C’est dans les années 1950 que les choses ont commencé à changer pour Owens et sa famille. Il commence à prononcer des discours devant des entreprises et des organismes, notamment la Ford Motor Company et, à terme, le Comité olympique américain. Il ouvre sa propre entreprise de relations publiques alors qu’il devient une figure recherchée, voyageant à travers les États-Unis en soulignant l’importance de l’esprit sportif, de la santé et de l’amour de son pays.
Selon les rapports de l’époque, Owens est devenu un puissant orateur et, plus tard dans sa vie, il gagnait jusqu’à 100 000 dollars par an pour donner deux à trois discours par semaine. Il était une « sorte de super combinaison complète d’envoûteur du 19e siècle et de relationniste en plastique du 20e siècle, invité de banquet à plein temps, éternel réjouisseur et petit parleur évangéliste », selon un article du journaliste William Oscar Johnson dans Sports Illustrated.
En 1976, la reconnaissance présidentielle arrive enfin, Gerald Ford décernant à Owens la médaille présidentielle de la liberté. Une fois le robinet ouvert, les honneurs ont coulé à flots. En 1979, le président Jimmy Carter a décerné au champion olympique le prix de la légende vivante. Et en 1990, George HW Bush a décerné à Owens, à titre posthume, la médaille d’honneur du Congrès.
Toujours adepte de la marche et de la natation, Owens a décrié avec amusement ces hommes et ces femmes qui continuaient à courir jusqu’à un âge avancé.
Je ne fais pas de jogging parce que je ne peux pas courir les pieds plats. Et à 60 ans, vous êtes fou d’être là à courir Jesse Owens
« Je ne fais pas de jogging parce que je ne peux pas courir à plat.

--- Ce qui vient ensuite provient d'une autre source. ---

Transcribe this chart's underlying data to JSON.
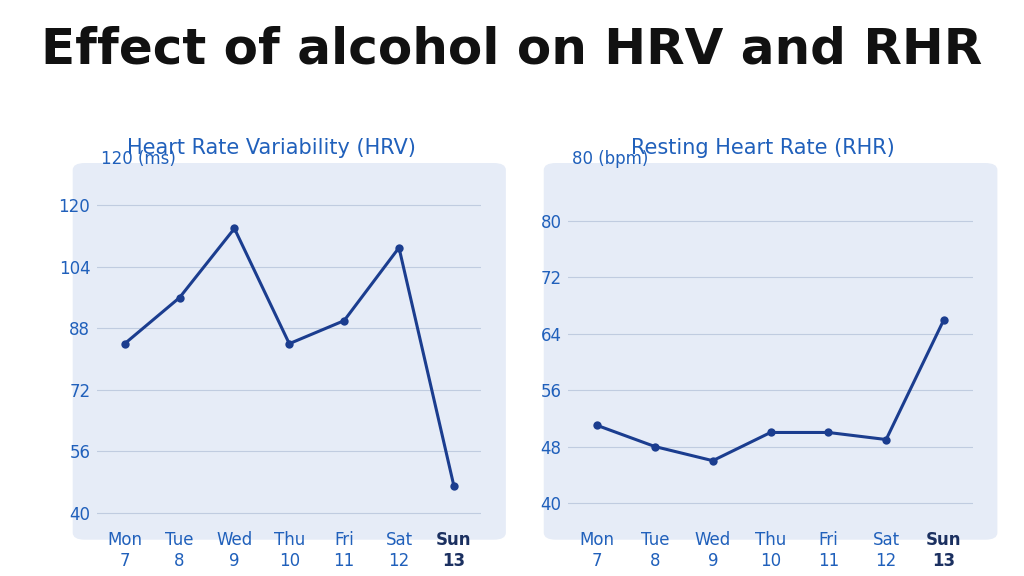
{
  "title": "Effect of alcohol on HRV and RHR",
  "title_fontsize": 36,
  "title_color": "#111111",
  "title_fontweight": "bold",
  "hrv_subtitle": "Heart Rate Variability (HRV)",
  "rhr_subtitle": "Resting Heart Rate (RHR)",
  "subtitle_fontsize": 15,
  "subtitle_color": "#2060bb",
  "days": [
    "Mon\n7",
    "Tue\n8",
    "Wed\n9",
    "Thu\n10",
    "Fri\n11",
    "Sat\n12",
    "Sun\n13"
  ],
  "hrv_values": [
    84,
    96,
    114,
    84,
    90,
    109,
    47
  ],
  "hrv_yticks": [
    40,
    56,
    72,
    88,
    104,
    120
  ],
  "hrv_ylim": [
    37,
    127
  ],
  "hrv_ylabel": "120 (ms)",
  "rhr_values": [
    51,
    48,
    46,
    50,
    50,
    49,
    66
  ],
  "rhr_yticks": [
    40,
    48,
    56,
    64,
    72,
    80
  ],
  "rhr_ylim": [
    37,
    86
  ],
  "rhr_ylabel": "80 (bpm)",
  "line_color": "#1b3d8f",
  "line_width": 2.2,
  "marker_size": 6,
  "marker_color": "#1b3d8f",
  "panel_bg": "#e6ecf7",
  "fig_bg": "#ffffff",
  "tick_color": "#2060bb",
  "tick_fontsize": 12,
  "grid_color": "#c0cce0",
  "grid_alpha": 1.0,
  "grid_linewidth": 0.8,
  "sun_color": "#1b3060",
  "sun_fontweight": "bold"
}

Et à 60 ans, vous êtes fou d’être là à courir », a-t-il déclaré.
À l’âge de 66 ans, Owens est mort d’un cancer du poumon à Tucson, en Arizona. Il laisse derrière lui sa femme et ses trois filles. Les hommages ont afflué, mais peut-être qu’aucun n’a mieux résumé sa vie et ses réalisations assez remarquables face à l’adversité qu’une seule phrase du président Carter.
« Aucun athlète n’a peut-être mieux symbolisé la lutte humaine contre la tyrannie, la pauvreté et le sectarisme racial », a écrit le président.